A haunting, superbly constructed film which examines the intricate world of human emotions and the delicate threads that hold them together, September is beautifully acted by an all-star cast, with dialogue that rings painfully true in its understanding of the heart’s infinite mysteries, even if this isn’t necessarily recognised by those delivering it.


Another Woman

On Blu-ray on 20 March 2017

Middle-aged philosophy professor Marion Post (Gena Rowlands) would appear to have every advantage. After all, she has a rock-solid professional reputation, an equally secure marriage and enough spare cash to be able to rent a separate flat in which to write her latest book without interruption.

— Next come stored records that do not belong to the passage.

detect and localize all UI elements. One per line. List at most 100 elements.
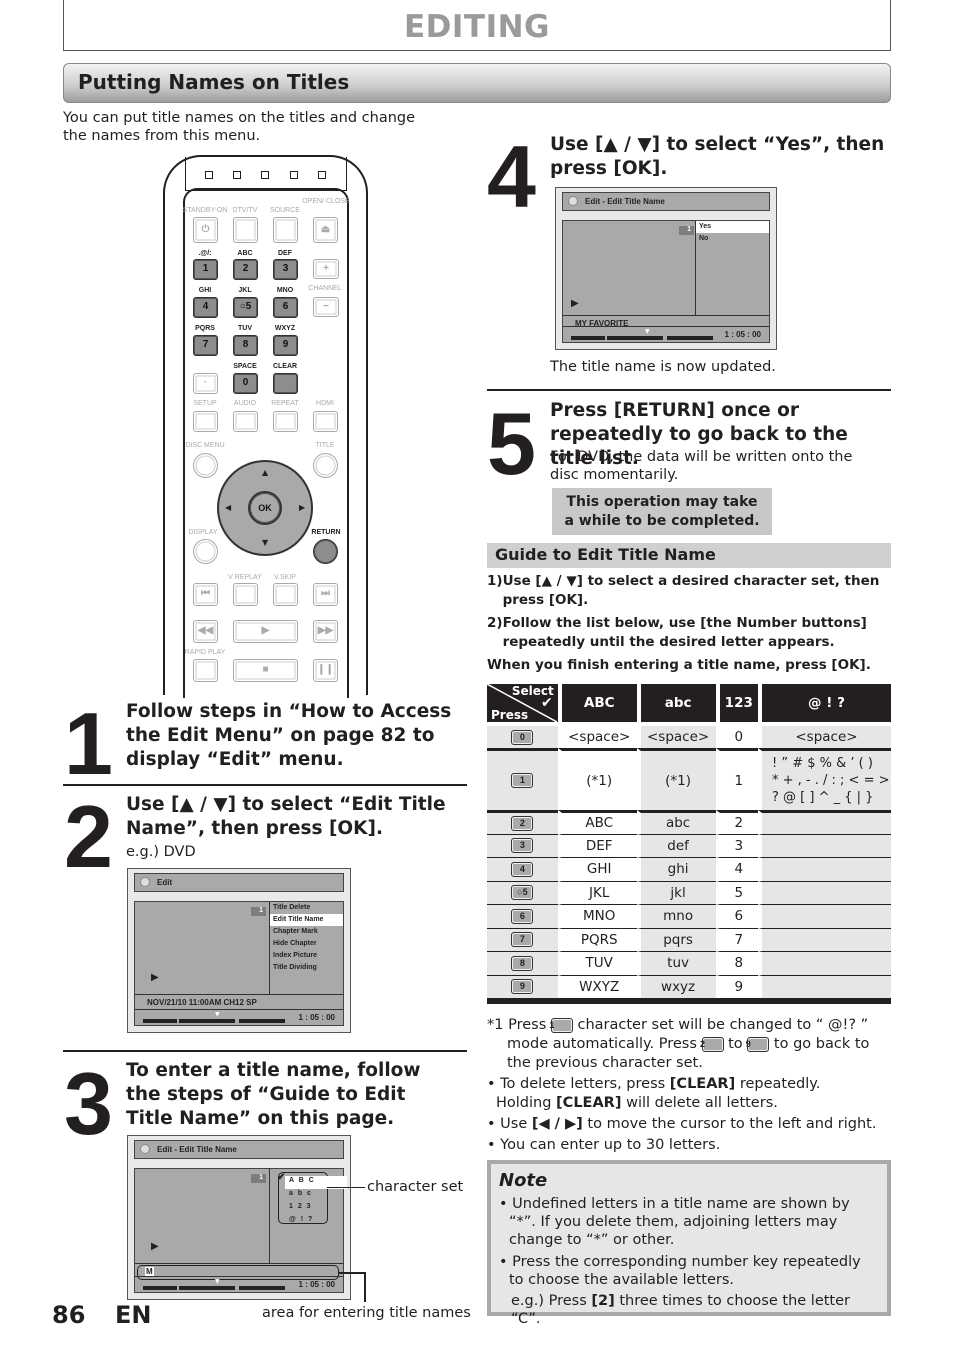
table-row: 7 PQRS pqrs 7 bbox=[487, 927, 891, 951]
clear-button[interactable] bbox=[273, 373, 298, 394]
key-1-icon: 1 bbox=[549, 1017, 573, 1033]
character-set-panel: ✔ A B Ca b c1 2 3 @ ! ? bbox=[269, 1169, 347, 1263]
skip-forward-button[interactable]: ⏭ bbox=[313, 583, 338, 606]
charset-option[interactable]: @ ! ? bbox=[287, 1215, 339, 1228]
skip-back-button[interactable]: ⏮ bbox=[193, 583, 218, 606]
table-cell: 6 bbox=[715, 904, 758, 928]
corner-press: Press bbox=[491, 708, 529, 722]
screen-title: Edit bbox=[157, 878, 173, 887]
corner-header: Select ✔ Press bbox=[487, 684, 558, 722]
right-arrow-icon[interactable]: ▶ bbox=[299, 503, 305, 512]
menu-item[interactable]: Title Dividing bbox=[270, 962, 343, 974]
menu-item[interactable]: No bbox=[696, 233, 769, 245]
disc-menu-button[interactable] bbox=[193, 453, 218, 478]
rewind-button[interactable]: ◀◀ bbox=[193, 620, 218, 643]
table-cell: 9 bbox=[715, 974, 758, 998]
key-1-button[interactable]: 1 bbox=[193, 259, 218, 280]
table-cell bbox=[758, 927, 891, 951]
number-key-icon: 7 bbox=[511, 932, 534, 948]
key-3-button[interactable]: 3 bbox=[273, 259, 298, 280]
table-cell: MNO bbox=[557, 904, 637, 928]
remote-label: HDMI bbox=[316, 400, 334, 407]
time-display: 1 : 05 : 00 bbox=[298, 1280, 335, 1289]
character-table: Select ✔ Press ABC abc 123 @ ! ? 0 <space> <space… bbox=[487, 684, 891, 1004]
v-replay-button[interactable] bbox=[233, 583, 258, 606]
indicator-light bbox=[318, 171, 326, 179]
table-cell bbox=[758, 904, 891, 928]
screen-title: Edit - Edit Title Name bbox=[157, 1145, 237, 1154]
audio-button[interactable] bbox=[233, 411, 258, 432]
hdmi-button[interactable] bbox=[313, 411, 338, 432]
step-2-title: Use [▲ / ▼] to select “Edit Title Name”,… bbox=[126, 794, 446, 839]
key-9-button[interactable]: 9 bbox=[273, 335, 298, 356]
play-button[interactable]: ▶ bbox=[233, 620, 298, 643]
note-item: • Press the corresponding number key rep… bbox=[499, 1254, 861, 1288]
key-0-button[interactable]: 0 bbox=[233, 373, 258, 394]
v-skip-button[interactable] bbox=[273, 583, 298, 606]
dtv-tv-button[interactable] bbox=[233, 217, 258, 243]
table-row: 1 (*1) (*1) 1! ” # $ % & ’ ( ) * + , - . / … bbox=[487, 748, 891, 810]
play-icon: ▶ bbox=[151, 1241, 159, 1252]
table-cell: mno bbox=[636, 904, 716, 928]
number-key-icon: 1 bbox=[511, 773, 534, 788]
menu-item[interactable]: Yes bbox=[696, 221, 769, 233]
key-7-button[interactable]: 7 bbox=[193, 335, 218, 356]
remote-control-illustration: STANDBY-ON DTV/TV SOURCE OPEN/ CLOSE ⏻ ⏏ .@/: A… bbox=[163, 155, 368, 698]
remote-label: OPEN/ CLOSE bbox=[302, 198, 350, 205]
menu-item[interactable]: Hide Chapter bbox=[270, 938, 343, 950]
key-2-icon: 2 bbox=[700, 1036, 724, 1052]
key-2-button[interactable]: 2 bbox=[233, 259, 258, 280]
menu-item[interactable]: Edit Title Name bbox=[270, 914, 343, 926]
setup-button[interactable] bbox=[193, 411, 218, 432]
table-cell: WXYZ bbox=[557, 974, 637, 998]
channel-up-button[interactable]: + bbox=[313, 259, 339, 279]
stop-button[interactable]: ■ bbox=[233, 659, 298, 682]
display-button[interactable] bbox=[193, 539, 218, 564]
dot-button[interactable]: · bbox=[193, 373, 218, 394]
source-button[interactable] bbox=[273, 217, 298, 243]
section-bar: Putting Names on Titles bbox=[63, 63, 891, 103]
table-cell bbox=[758, 833, 891, 857]
key-6-button[interactable]: 6 bbox=[273, 297, 298, 318]
pause-button[interactable]: ❙❙ bbox=[313, 659, 338, 682]
table-cell bbox=[758, 951, 891, 975]
menu-item[interactable]: Title Delete bbox=[270, 902, 343, 914]
up-arrow-icon[interactable]: ▲ bbox=[262, 468, 268, 477]
table-row: 4 GHI ghi 4 bbox=[487, 857, 891, 881]
key-4-button[interactable]: 4 bbox=[193, 297, 218, 318]
step-number: 5 bbox=[487, 394, 536, 493]
menu-item[interactable]: Chapter Mark bbox=[270, 926, 343, 938]
step-4-result: The title name is now updated. bbox=[550, 359, 776, 375]
table-cell: JKL bbox=[557, 880, 637, 904]
play-icon: ▶ bbox=[571, 298, 579, 309]
charset-option[interactable]: 1 2 3 bbox=[287, 1202, 339, 1215]
table-cell: 3 bbox=[715, 833, 758, 857]
repeat-button[interactable] bbox=[273, 411, 298, 432]
table-cell: ABC bbox=[557, 810, 637, 834]
title-button[interactable] bbox=[313, 453, 338, 478]
standby-on-button[interactable]: ⏻ bbox=[193, 217, 218, 243]
key-5-button[interactable]: ○5 bbox=[233, 297, 258, 318]
channel-down-button[interactable]: − bbox=[313, 297, 339, 317]
rapid-play-button[interactable] bbox=[193, 659, 218, 682]
chapter-title: EDITING bbox=[403, 9, 550, 45]
return-button[interactable] bbox=[313, 539, 338, 564]
remote-label: DISC MENU bbox=[185, 442, 225, 449]
ok-button[interactable]: OK bbox=[248, 491, 282, 525]
table-cell: 7 bbox=[715, 927, 758, 951]
remote-label: RETURN bbox=[311, 529, 341, 536]
menu-item[interactable]: Index Picture bbox=[270, 950, 343, 962]
charset-option[interactable]: a b c bbox=[287, 1189, 339, 1202]
guide-finish: When you finish entering a title name, p… bbox=[487, 657, 871, 673]
table-row: 6 MNO mno 6 bbox=[487, 904, 891, 928]
note-box: Note • Undefined letters in a title name… bbox=[487, 1160, 891, 1327]
remote-label: V.SKIP bbox=[274, 574, 296, 581]
bullet-limit: • You can enter up to 30 letters. bbox=[487, 1137, 721, 1153]
open-close-button[interactable]: ⏏ bbox=[313, 217, 338, 243]
down-arrow-icon[interactable]: ▼ bbox=[262, 538, 268, 547]
fast-forward-button[interactable]: ▶▶ bbox=[313, 620, 338, 643]
note-item: • Undefined letters in a title name are … bbox=[499, 1196, 850, 1248]
left-arrow-icon[interactable]: ◀ bbox=[225, 503, 231, 512]
key-8-button[interactable]: 8 bbox=[233, 335, 258, 356]
step-number: 3 bbox=[64, 1054, 113, 1153]
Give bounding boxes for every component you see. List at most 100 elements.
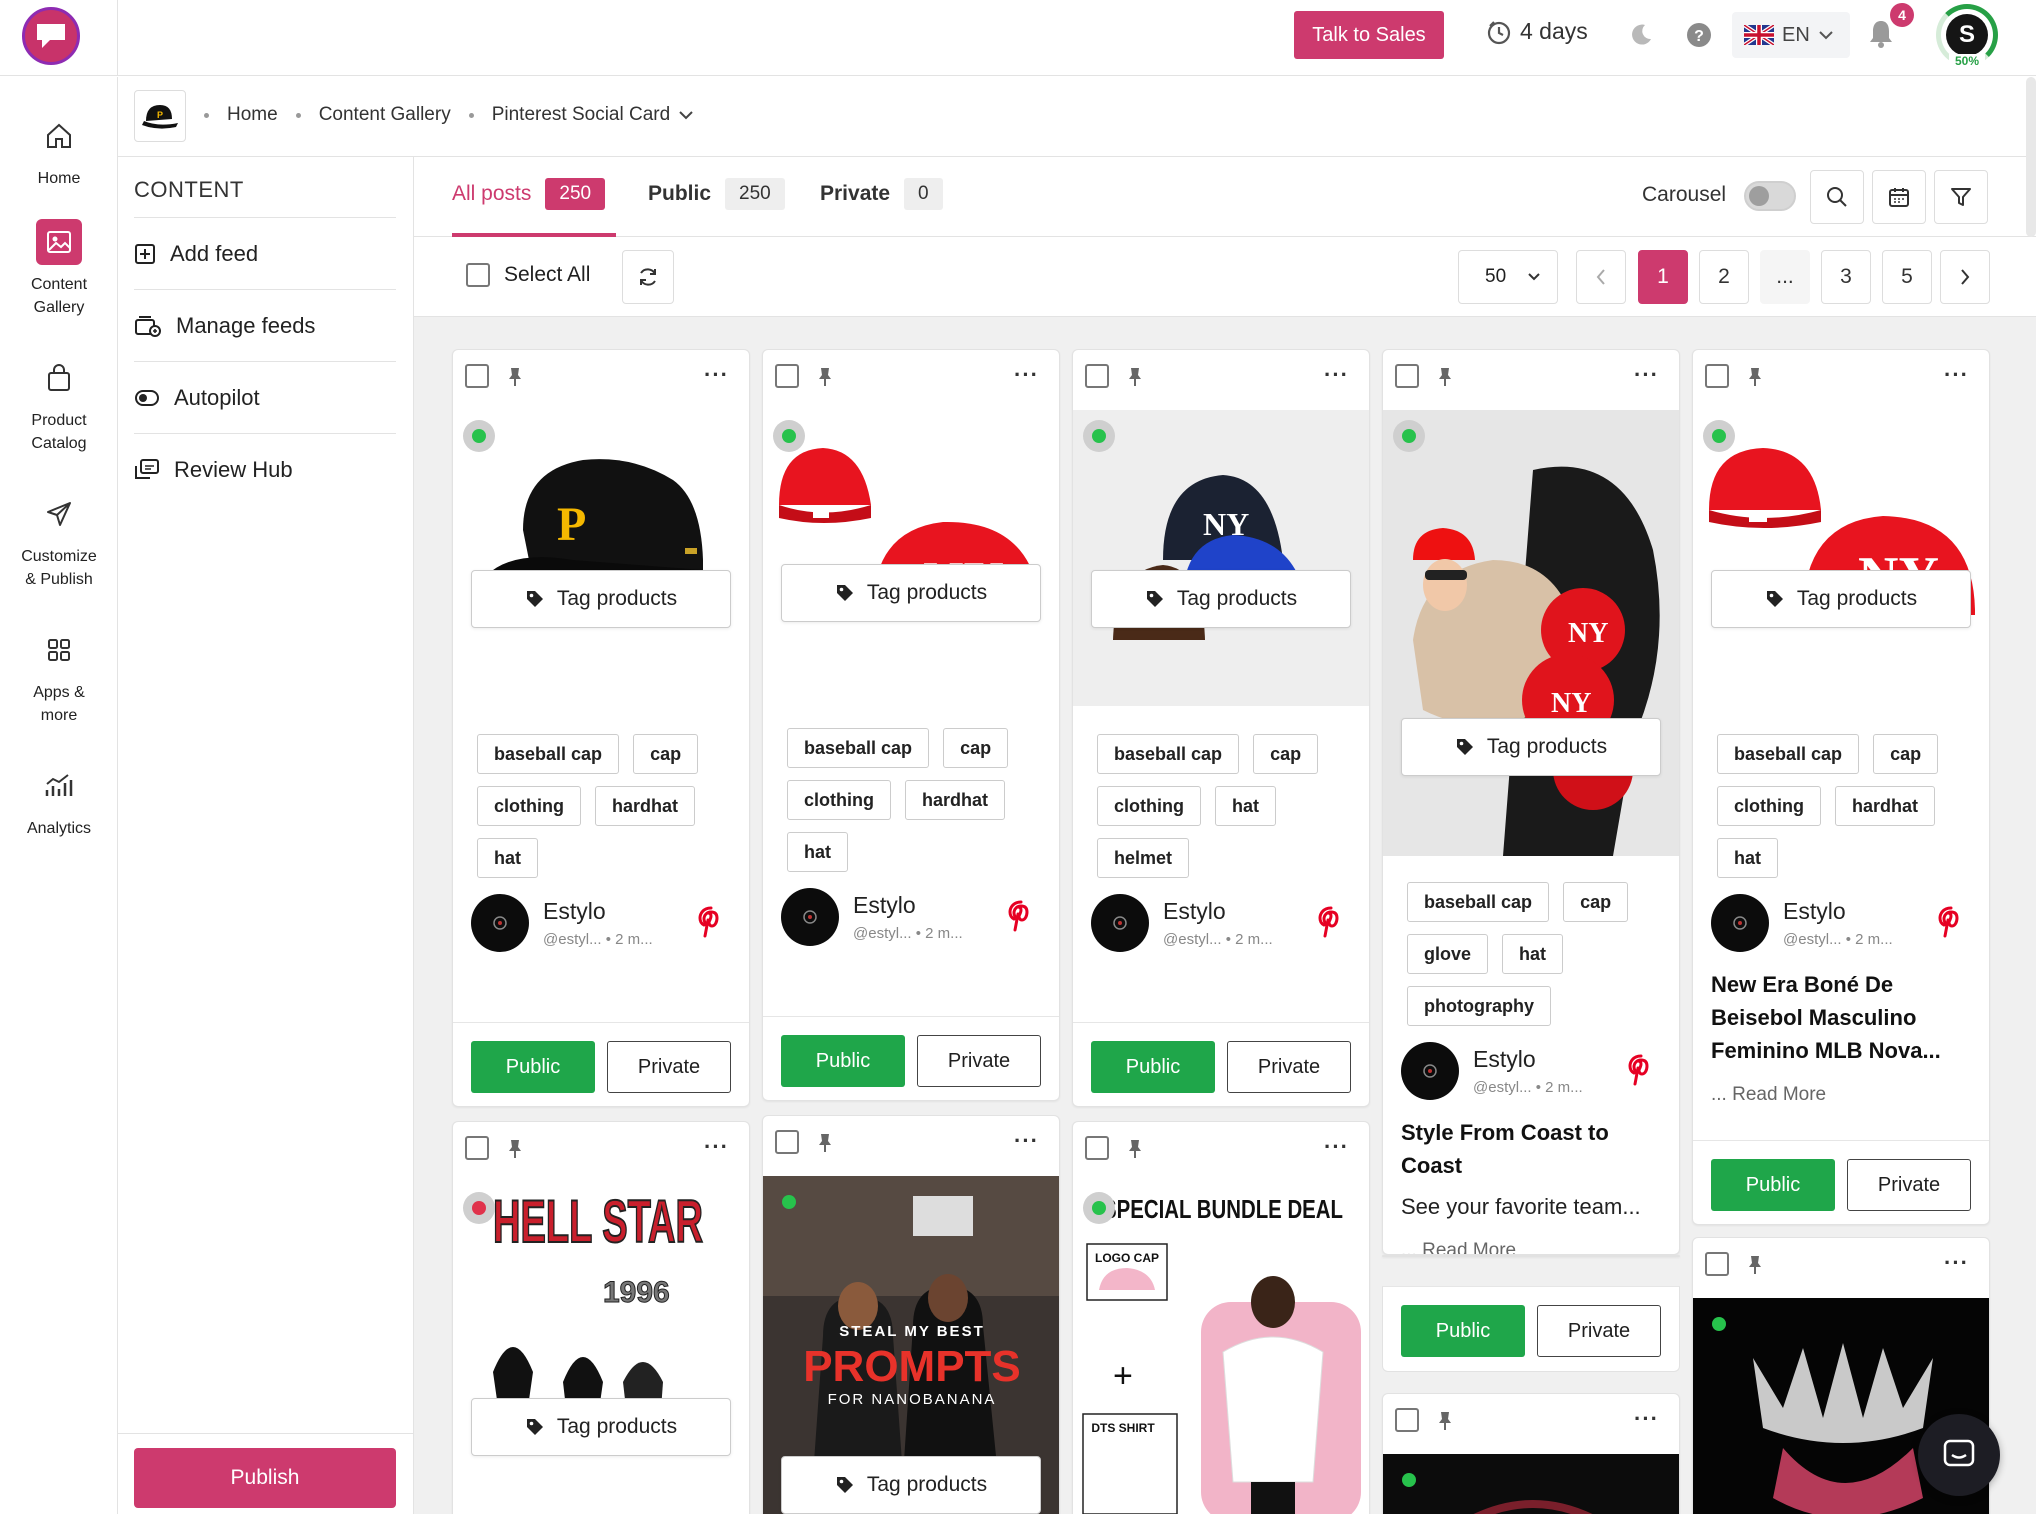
tag-products-button[interactable]: Tag products — [471, 570, 731, 628]
select-all[interactable]: Select All — [466, 263, 590, 287]
tag-chip[interactable]: baseball cap — [1097, 734, 1240, 774]
more-options-icon[interactable]: ··· — [1014, 362, 1039, 388]
tag-chip[interactable]: hat — [1215, 786, 1276, 826]
tag-chip[interactable]: baseball cap — [1717, 734, 1860, 774]
pin-icon[interactable] — [1745, 366, 1765, 388]
tag-chip[interactable]: cap — [1253, 734, 1319, 774]
pin-icon[interactable] — [505, 1138, 525, 1160]
store-logo[interactable]: P — [134, 90, 186, 142]
next-page-button[interactable] — [1940, 250, 1990, 304]
post-card[interactable]: ··· SPECIAL BUNDLE DEAL LOGO CAP + DTS S… — [1072, 1121, 1370, 1514]
carousel-toggle[interactable] — [1744, 181, 1796, 211]
private-button[interactable]: Private — [1537, 1305, 1661, 1357]
post-card[interactable]: ··· STEAL MY BEST PROMPTS FOR NANOBANANA… — [762, 1115, 1060, 1514]
tag-chip[interactable]: cap — [1873, 734, 1939, 774]
tag-products-button[interactable]: Tag products — [1401, 718, 1661, 776]
nav-product-catalog[interactable]: Product Catalog — [0, 355, 118, 455]
pin-icon[interactable] — [1125, 1138, 1145, 1160]
chat-launcher[interactable] — [1918, 1414, 2000, 1496]
nav-home[interactable]: Home — [0, 113, 118, 190]
filter-button[interactable] — [1934, 170, 1988, 224]
tag-products-button[interactable]: Tag products — [781, 564, 1041, 622]
breadcrumb-home[interactable]: Home — [227, 104, 278, 126]
more-options-icon[interactable]: ··· — [1014, 1128, 1039, 1154]
tab-private[interactable]: Private 0 — [820, 177, 943, 211]
tag-chip[interactable]: hardhat — [905, 780, 1006, 820]
private-button[interactable]: Private — [1227, 1041, 1351, 1093]
chevron-down-icon[interactable] — [678, 110, 694, 120]
nav-customize-publish[interactable]: Customize & Publish — [0, 491, 118, 591]
card-checkbox[interactable] — [1705, 364, 1729, 388]
public-button[interactable]: Public — [1401, 1305, 1525, 1357]
card-checkbox[interactable] — [1395, 1408, 1419, 1432]
card-checkbox[interactable] — [1395, 364, 1419, 388]
more-options-icon[interactable]: ··· — [1944, 362, 1969, 388]
tag-chip[interactable]: cap — [1563, 882, 1629, 922]
pin-icon[interactable] — [815, 366, 835, 388]
tag-chip[interactable]: clothing — [477, 786, 581, 826]
post-card[interactable]: ··· P Tag products baseball cap cap clot… — [452, 349, 750, 1107]
tag-chip[interactable]: hat — [1502, 934, 1564, 974]
tab-all-posts[interactable]: All posts 250 — [452, 177, 606, 211]
post-card[interactable]: ··· NY NY Tag products baseball cap cap … — [1382, 349, 1680, 1255]
post-card[interactable]: ··· NY Tag products baseball cap cap clo… — [1692, 349, 1990, 1225]
nav-analytics[interactable]: Analytics — [0, 763, 118, 840]
more-options-icon[interactable]: ··· — [1324, 1134, 1349, 1160]
tag-chip[interactable]: hat — [477, 838, 538, 878]
tag-products-button[interactable]: Tag products — [471, 1398, 731, 1456]
pin-icon[interactable] — [505, 366, 525, 388]
select-all-checkbox[interactable] — [466, 263, 490, 287]
breadcrumb-current[interactable]: Pinterest Social Card — [492, 104, 670, 126]
calendar-button[interactable] — [1872, 170, 1926, 224]
autopilot-item[interactable]: Autopilot — [134, 361, 396, 433]
private-button[interactable]: Private — [917, 1035, 1041, 1087]
post-card[interactable]: ··· HELL STAR 1996 Tag products — [452, 1121, 750, 1514]
tag-chip[interactable]: hat — [787, 832, 848, 872]
page-scrollbar[interactable] — [2026, 77, 2036, 237]
pin-icon[interactable] — [1435, 366, 1455, 388]
post-card[interactable]: ··· — [1382, 1393, 1680, 1514]
refresh-button[interactable] — [622, 250, 674, 304]
add-feed-item[interactable]: Add feed — [134, 217, 396, 289]
page-button[interactable]: 1 — [1638, 250, 1688, 304]
per-page-select[interactable]: 50 — [1458, 250, 1558, 304]
card-checkbox[interactable] — [1085, 364, 1109, 388]
more-options-icon[interactable]: ··· — [1324, 362, 1349, 388]
private-button[interactable]: Private — [1847, 1159, 1971, 1211]
more-options-icon[interactable]: ··· — [1634, 362, 1659, 388]
page-button[interactable]: 2 — [1699, 250, 1749, 304]
card-checkbox[interactable] — [465, 364, 489, 388]
manage-feeds-item[interactable]: Manage feeds — [134, 289, 396, 361]
read-more-link[interactable]: ... Read More — [1711, 1084, 1826, 1106]
card-checkbox[interactable] — [775, 364, 799, 388]
tag-chip[interactable]: photography — [1407, 986, 1551, 1026]
tag-chip[interactable]: baseball cap — [787, 728, 930, 768]
tag-chip[interactable]: baseball cap — [477, 734, 620, 774]
public-button[interactable]: Public — [471, 1041, 595, 1093]
review-hub-item[interactable]: Review Hub — [134, 433, 396, 505]
tag-products-button[interactable]: Tag products — [1091, 570, 1351, 628]
publish-button[interactable]: Publish — [134, 1448, 396, 1508]
tag-chip[interactable]: hardhat — [1835, 786, 1936, 826]
tag-products-button[interactable]: Tag products — [1711, 570, 1971, 628]
card-checkbox[interactable] — [1705, 1252, 1729, 1276]
tag-chip[interactable]: helmet — [1097, 838, 1190, 878]
prev-page-button[interactable] — [1576, 250, 1626, 304]
pin-icon[interactable] — [815, 1132, 835, 1154]
post-card[interactable]: ··· NY LA SD Tag products baseball cap c… — [1072, 349, 1370, 1107]
talk-to-sales-button[interactable]: Talk to Sales — [1294, 11, 1444, 59]
pin-icon[interactable] — [1745, 1254, 1765, 1276]
pin-icon[interactable] — [1125, 366, 1145, 388]
card-checkbox[interactable] — [775, 1130, 799, 1154]
card-checkbox[interactable] — [465, 1136, 489, 1160]
pin-icon[interactable] — [1435, 1410, 1455, 1432]
card-checkbox[interactable] — [1085, 1136, 1109, 1160]
trial-counter[interactable]: 4 days — [1486, 18, 1588, 45]
public-button[interactable]: Public — [781, 1035, 905, 1087]
tag-chip[interactable]: clothing — [1717, 786, 1821, 826]
more-options-icon[interactable]: ··· — [704, 362, 729, 388]
tab-public[interactable]: Public 250 — [648, 177, 785, 211]
tag-products-button[interactable]: Tag products — [781, 1456, 1041, 1514]
tag-chip[interactable]: clothing — [1097, 786, 1201, 826]
tag-chip[interactable]: baseball cap — [1407, 882, 1550, 922]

But she is interrupted, thanks to an accident of ventilation, by the therapy sessions going on in the psychiatrist’s office next door. Voyeuristically fascinated, Marion is particularly struck by the way that the unhappy experiences of his patient Hope (Mia Farrow) mirror her own, and realises that her life is nowhere near as materially and emotionally secure as she’s been pretending. And when she decides to rely less on her beloved logic and reason and open herself up to dreams, imagination and passion, the scene is set for a life-changing transformation.

Working for the first time with Ingmar Bergman’s great cinematographer Sven Nykvist, Woody Allen’s powerful and poignant film contains one of his most complex psychological portraits, fleshed out by a great American actress in what was sadly the only film they made together.